Analyzing a Table

The execution plan generator needs to use table statistics to generate the most effective query execution plan to improve query performance. After data is imported, you are advised to run the ANALYZE statement to update table statistics. The statistics are stored in the PG_STATISTIC system catalog.

Analyzing a Table

ANALYZE supports row-store, column-store, HDFS, and OBS tables in ORC or CARBONDATA format. ANALYZE can also collect statistics about specified columns of a local table.

Do ANALYZE to the product_info table.

ANALYZE product_info;

Automatically Analyzing a Table

GaussDB(DWS) provides automatic table analysis for the following two scenarios.

  • If ANALYZE is triggered because a query contains a table that has no statistics or a table whose amount of data modification reaches the threshold, and the execution plan does not use Fast Query Shipping (FQS), the GUC parameter autoanalyze is used to control the automatic collection of table statistics. In this case, a better execution plan is generated based on the collected statistics.

  • If autovacuum is set to on, the system periodically starts the autovacuum thread and automatically collects statistics on the tables whose amount of data modification reaches the threshold for triggering ANALYZE in the background.

    Table 1 Automatically Analyzing a Table

    Trigger Mode

    Trigger Condition

    Scaling Frequency

    Control Parameter

    Remarks

    Synchronization

    Statistics are completely missing.

    At each query execution

    autoanalyze

    Statistics are cleared when the primary table is truncated.

    Synchronization

    The amount of modified data reaches the ANALYZE threshold.

    At each query execution

    autoanalyze

    ANALYZE is triggered before the optimal plan is determined.

    Asynchronization

    The amount of modified data reaches the ANALYZE threshold.

    Autovacuum thread polling check

    autovacuum_mode, autovacuum_naptime

    The lock times out in 2 seconds, and the execution times out in 5 minutes.

Important

  • The autoanalyze function supports only the default sampling mode and not the percentage sampling mode.

  • The autoanalyze function does not collect multi-column statistics, which only supports percentage sampling.

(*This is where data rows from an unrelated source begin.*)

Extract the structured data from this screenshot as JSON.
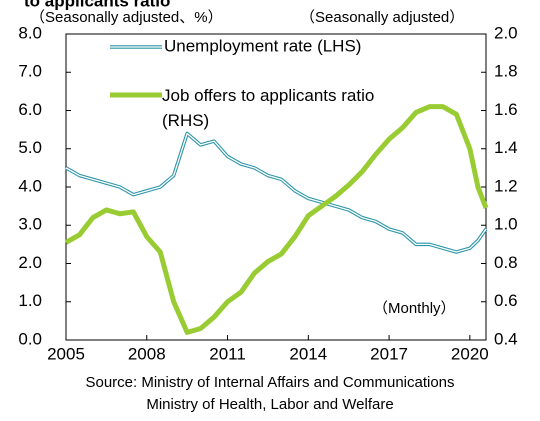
{
  "chart_data": {
    "type": "line",
    "title": "to applicants ratio",
    "y_label": "（Seasonally adjusted、%）",
    "y2_label": "（Seasonally adjusted）",
    "annotation": "（Monthly）",
    "source": [
      "Source: Ministry of Internal Affairs and Communications",
      "Ministry of Health, Labor and Welfare"
    ],
    "legend": "top",
    "xlim": [
      2005,
      2020.6
    ],
    "xticks": [
      2005,
      2008,
      2011,
      2014,
      2017,
      2020
    ],
    "ylim": [
      0,
      8
    ],
    "yticks": [
      {
        "value": 0,
        "label": "0.0"
      },
      {
        "value": 1,
        "label": "1.0"
      },
      {
        "value": 2,
        "label": "2.0"
      },
      {
        "value": 3,
        "label": "3.0"
      },
      {
        "value": 4,
        "label": "4.0"
      },
      {
        "value": 5,
        "label": "5.0"
      },
      {
        "value": 6,
        "label": "6.0"
      },
      {
        "value": 7,
        "label": "7.0"
      },
      {
        "value": 8,
        "label": "8.0"
      }
    ],
    "y2lim": [
      0.4,
      2.0
    ],
    "y2ticks": [
      0.4,
      0.6,
      0.8,
      {
        "value": 1,
        "label": "1.0"
      },
      1.2,
      1.4,
      1.6,
      1.8,
      {
        "value": 2,
        "label": "2.0"
      }
    ],
    "x": [
      2005,
      2005.5,
      2006,
      2006.5,
      2007,
      2007.5,
      2008,
      2008.5,
      2009,
      2009.5,
      2010,
      2010.5,
      2011,
      2011.5,
      2012,
      2012.5,
      2013,
      2013.5,
      2014,
      2014.5,
      2015,
      2015.5,
      2016,
      2016.5,
      2017,
      2017.5,
      2018,
      2018.5,
      2019,
      2019.5,
      2020,
      2020.3,
      2020.6
    ],
    "series": [
      {
        "name": "Unemployment rate (LHS)",
        "color": "#2e96a8",
        "axis": "y",
        "values": [
          4.5,
          4.3,
          4.2,
          4.1,
          4.0,
          3.8,
          3.9,
          4.0,
          4.3,
          5.4,
          5.1,
          5.2,
          4.8,
          4.6,
          4.5,
          4.3,
          4.2,
          3.9,
          3.7,
          3.6,
          3.5,
          3.4,
          3.2,
          3.1,
          2.9,
          2.8,
          2.5,
          2.5,
          2.4,
          2.3,
          2.4,
          2.6,
          2.9
        ]
      },
      {
        "name": "Job offers to applicants ratio (RHS)",
        "color": "#99cc33",
        "axis": "y2",
        "values": [
          0.91,
          0.95,
          1.04,
          1.08,
          1.06,
          1.07,
          0.94,
          0.86,
          0.6,
          0.44,
          0.46,
          0.52,
          0.6,
          0.65,
          0.75,
          0.81,
          0.85,
          0.94,
          1.05,
          1.1,
          1.15,
          1.21,
          1.28,
          1.37,
          1.45,
          1.51,
          1.59,
          1.62,
          1.62,
          1.58,
          1.4,
          1.2,
          1.09
        ]
      }
    ]
  }
}
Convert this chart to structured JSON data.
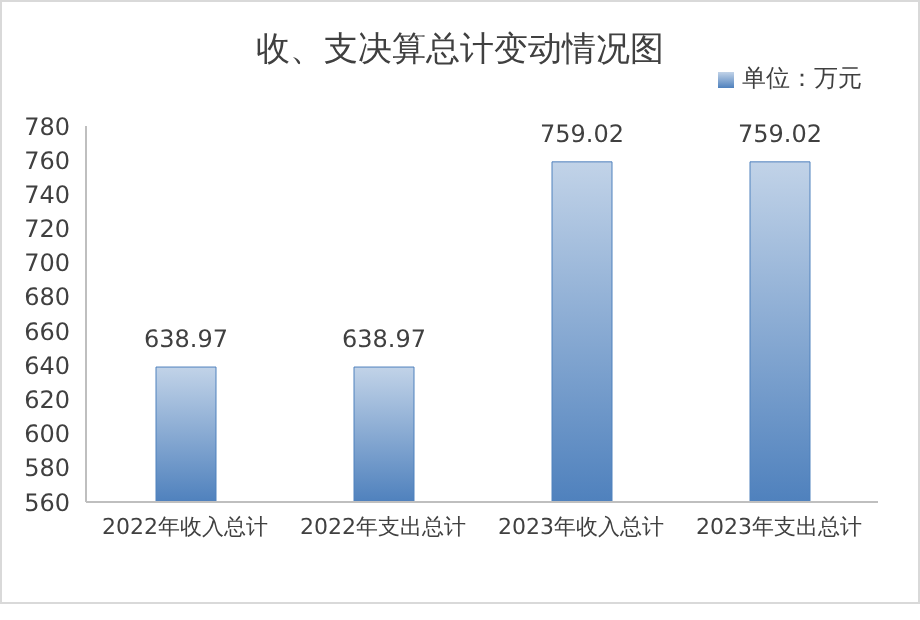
{
  "chart_data": {
    "type": "bar",
    "title": "收、支决算总计变动情况图",
    "categories": [
      "2022年收入总计",
      "2022年支出总计",
      "2023年收入总计",
      "2023年支出总计"
    ],
    "series": [
      {
        "name": "单位：万元",
        "color": "#4f81bd",
        "values": [
          638.97,
          638.97,
          759.02,
          759.02
        ]
      }
    ],
    "ylim": [
      560,
      780
    ],
    "yticks": [
      560,
      580,
      600,
      620,
      640,
      660,
      680,
      700,
      720,
      740,
      760,
      780
    ],
    "grid": false,
    "legend": "top right",
    "data_labels": true
  }
}
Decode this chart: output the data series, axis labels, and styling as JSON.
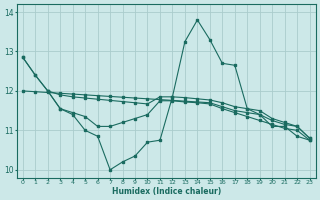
{
  "bg_color": "#cce8e8",
  "grid_color": "#aacccc",
  "line_color": "#1a6b60",
  "xlabel": "Humidex (Indice chaleur)",
  "xlim": [
    -0.5,
    23.5
  ],
  "ylim": [
    9.8,
    14.2
  ],
  "yticks": [
    10,
    11,
    12,
    13,
    14
  ],
  "xticks": [
    0,
    1,
    2,
    3,
    4,
    5,
    6,
    7,
    8,
    9,
    10,
    11,
    12,
    13,
    14,
    15,
    16,
    17,
    18,
    19,
    20,
    21,
    22,
    23
  ],
  "series": [
    {
      "x": [
        0,
        1,
        2,
        3,
        4,
        5,
        6,
        7,
        8,
        9,
        10,
        11,
        12,
        13,
        14,
        15,
        16,
        17,
        18,
        19,
        20,
        21,
        22,
        23
      ],
      "y": [
        12.85,
        12.4,
        12.0,
        11.9,
        11.85,
        11.82,
        11.79,
        11.76,
        11.73,
        11.7,
        11.67,
        11.85,
        11.85,
        11.83,
        11.8,
        11.77,
        11.7,
        11.6,
        11.55,
        11.5,
        11.3,
        11.2,
        11.1,
        10.8
      ]
    },
    {
      "x": [
        0,
        1,
        2,
        3,
        4,
        5,
        6,
        7,
        8,
        9,
        10,
        11,
        12,
        13,
        14,
        15,
        16,
        17,
        18,
        19,
        20,
        21,
        22,
        23
      ],
      "y": [
        12.0,
        11.98,
        11.96,
        11.94,
        11.92,
        11.9,
        11.88,
        11.86,
        11.84,
        11.82,
        11.8,
        11.78,
        11.76,
        11.74,
        11.72,
        11.7,
        11.6,
        11.5,
        11.45,
        11.4,
        11.25,
        11.15,
        11.1,
        10.8
      ]
    },
    {
      "x": [
        2,
        3,
        4,
        5,
        6,
        7,
        8,
        9,
        10,
        11,
        12,
        13,
        14,
        15,
        16,
        17,
        18,
        19,
        20,
        21,
        22,
        23
      ],
      "y": [
        12.0,
        11.55,
        11.45,
        11.35,
        11.1,
        11.1,
        11.2,
        11.3,
        11.4,
        11.75,
        11.75,
        11.72,
        11.7,
        11.67,
        11.55,
        11.45,
        11.35,
        11.25,
        11.15,
        11.05,
        11.0,
        10.75
      ]
    },
    {
      "x": [
        0,
        1,
        2,
        3,
        4,
        5,
        6,
        7,
        8,
        9,
        10,
        11,
        12,
        13,
        14,
        15,
        16,
        17,
        18,
        19,
        20,
        21,
        22,
        23
      ],
      "y": [
        12.85,
        12.4,
        12.0,
        11.55,
        11.4,
        11.0,
        10.85,
        10.0,
        10.2,
        10.35,
        10.7,
        10.75,
        11.85,
        13.25,
        13.8,
        13.3,
        12.7,
        12.65,
        11.55,
        11.4,
        11.1,
        11.1,
        10.85,
        10.75
      ]
    }
  ]
}
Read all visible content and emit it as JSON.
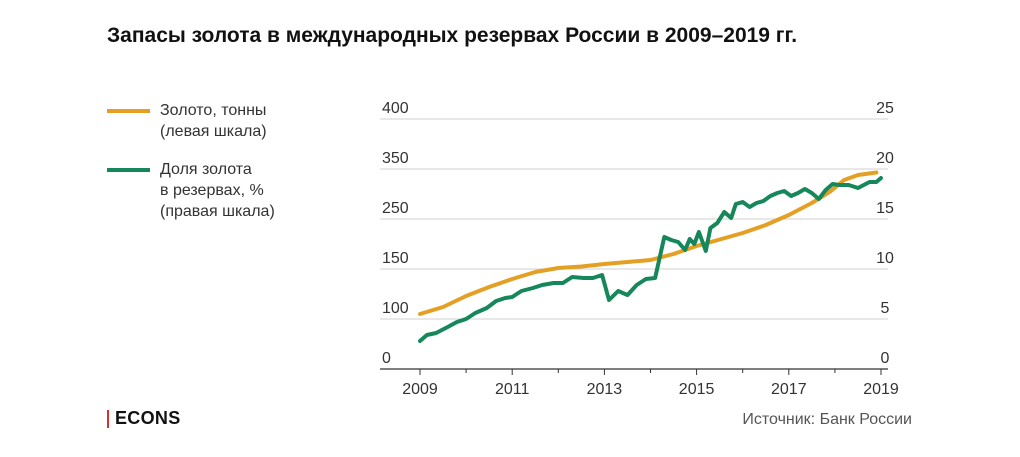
{
  "title": "Запасы золота в международных резервах России в 2009–2019 гг.",
  "legend": [
    {
      "lines": [
        "Золото, тонны",
        "(левая шкала)"
      ],
      "color": "#E4A024"
    },
    {
      "lines": [
        "Доля золота",
        "в резервах, %",
        "(правая шкала)"
      ],
      "color": "#15875A"
    }
  ],
  "logo": "ECONS",
  "source": "Источник: Банк России",
  "chart_data": {
    "type": "line",
    "title": "Запасы золота в международных резервах России в 2009–2019 гг.",
    "left_axis": {
      "ticks": [
        "0",
        "100",
        "150",
        "250",
        "350",
        "400"
      ]
    },
    "right_axis": {
      "ticks": [
        "0",
        "5",
        "10",
        "15",
        "20",
        "25"
      ]
    },
    "x_ticks": [
      "2009",
      "2011",
      "2013",
      "2015",
      "2017",
      "2019"
    ],
    "grid": "horizontal",
    "series": [
      {
        "name": "Золото, тонны",
        "axis": "left",
        "color": "#E4A024",
        "x": [
          2009.0,
          2009.5,
          2010.0,
          2010.5,
          2011.0,
          2011.5,
          2012.0,
          2012.5,
          2013.0,
          2013.5,
          2014.0,
          2014.5,
          2015.0,
          2015.5,
          2016.0,
          2016.5,
          2017.0,
          2017.5,
          2017.9,
          2018.2,
          2018.5,
          2018.9
        ],
        "values": [
          105,
          112,
          123,
          132,
          140,
          147,
          152,
          155,
          160,
          164,
          168,
          180,
          196,
          209,
          222,
          238,
          258,
          282,
          305,
          328,
          338,
          343
        ]
      },
      {
        "name": "Доля золота в резервах, %",
        "axis": "right",
        "color": "#15875A",
        "x": [
          2009.0,
          2009.15,
          2009.35,
          2009.6,
          2009.8,
          2010.0,
          2010.2,
          2010.45,
          2010.65,
          2010.85,
          2011.0,
          2011.2,
          2011.45,
          2011.65,
          2011.9,
          2012.1,
          2012.3,
          2012.55,
          2012.75,
          2012.95,
          2013.1,
          2013.3,
          2013.5,
          2013.7,
          2013.9,
          2014.1,
          2014.3,
          2014.45,
          2014.6,
          2014.75,
          2014.85,
          2014.95,
          2015.05,
          2015.2,
          2015.3,
          2015.45,
          2015.6,
          2015.75,
          2015.85,
          2016.0,
          2016.15,
          2016.3,
          2016.45,
          2016.6,
          2016.75,
          2016.9,
          2017.05,
          2017.2,
          2017.35,
          2017.5,
          2017.65,
          2017.8,
          2017.95,
          2018.1,
          2018.3,
          2018.5,
          2018.75,
          2018.9,
          2019.0
        ],
        "values": [
          2.8,
          3.4,
          3.6,
          4.2,
          4.7,
          5.0,
          5.6,
          6.1,
          6.8,
          7.1,
          7.2,
          7.8,
          8.1,
          8.4,
          8.6,
          8.6,
          9.2,
          9.1,
          9.1,
          9.4,
          6.9,
          7.8,
          7.4,
          8.4,
          9.0,
          9.1,
          13.2,
          12.9,
          12.7,
          11.9,
          13.0,
          12.5,
          13.7,
          11.8,
          14.1,
          14.6,
          15.7,
          15.1,
          16.5,
          16.7,
          16.2,
          16.6,
          16.8,
          17.3,
          17.6,
          17.8,
          17.3,
          17.6,
          18.0,
          17.6,
          17.0,
          17.9,
          18.5,
          18.4,
          18.4,
          18.1,
          18.7,
          18.7,
          19.1
        ]
      }
    ]
  }
}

  • AUTOANALYZE is triggered because a query contains a table that has no statistics or a table whose amount of data modification reaches the threshold. In this case, AUTOANALYZE cannot be triggered for foreign tables or temporary tables with the ON COMMIT [DELETE ROWS | DROP] option.

  • If the amount of data modification reaches the threshold for triggering ANALYZE, the amount of data modification exceeds autovacuum_analyze_threshold + autovacuum_analyze_scale_factor * reltuples. reltuples indicates the estimated number of rows in the table recorded in pg_class.

  • The autoanalyze function triggered by a scheduled autovacuum thread supports only row-store and column-store tables. It does not support foreign tables, HDFS tables, OBS foreign tables, temporary tables, unlogged tables, or toast tables.

  • When ANALYZE is triggered during a query, a level-4 lock is added to all partitions in the partitioned table. The lock is released only after the transaction containing the query is committed. The level-4 lock does not block adding, deletion, modification, and query operations, but blocks partition modification operations such as TRUNCATE. You can set object_mtime_record_mode to disable_partition to release the partition locks in advance.

  • The autovacuum function also depends on the following two GUC parameters in addition to autovacuum:

    • track_counts must be set to on to enable statistics collection about the database.

    • autovacuum_max_workers must be set to a value greater than 0 to specify the maximum number of concurrent autovacuum threads.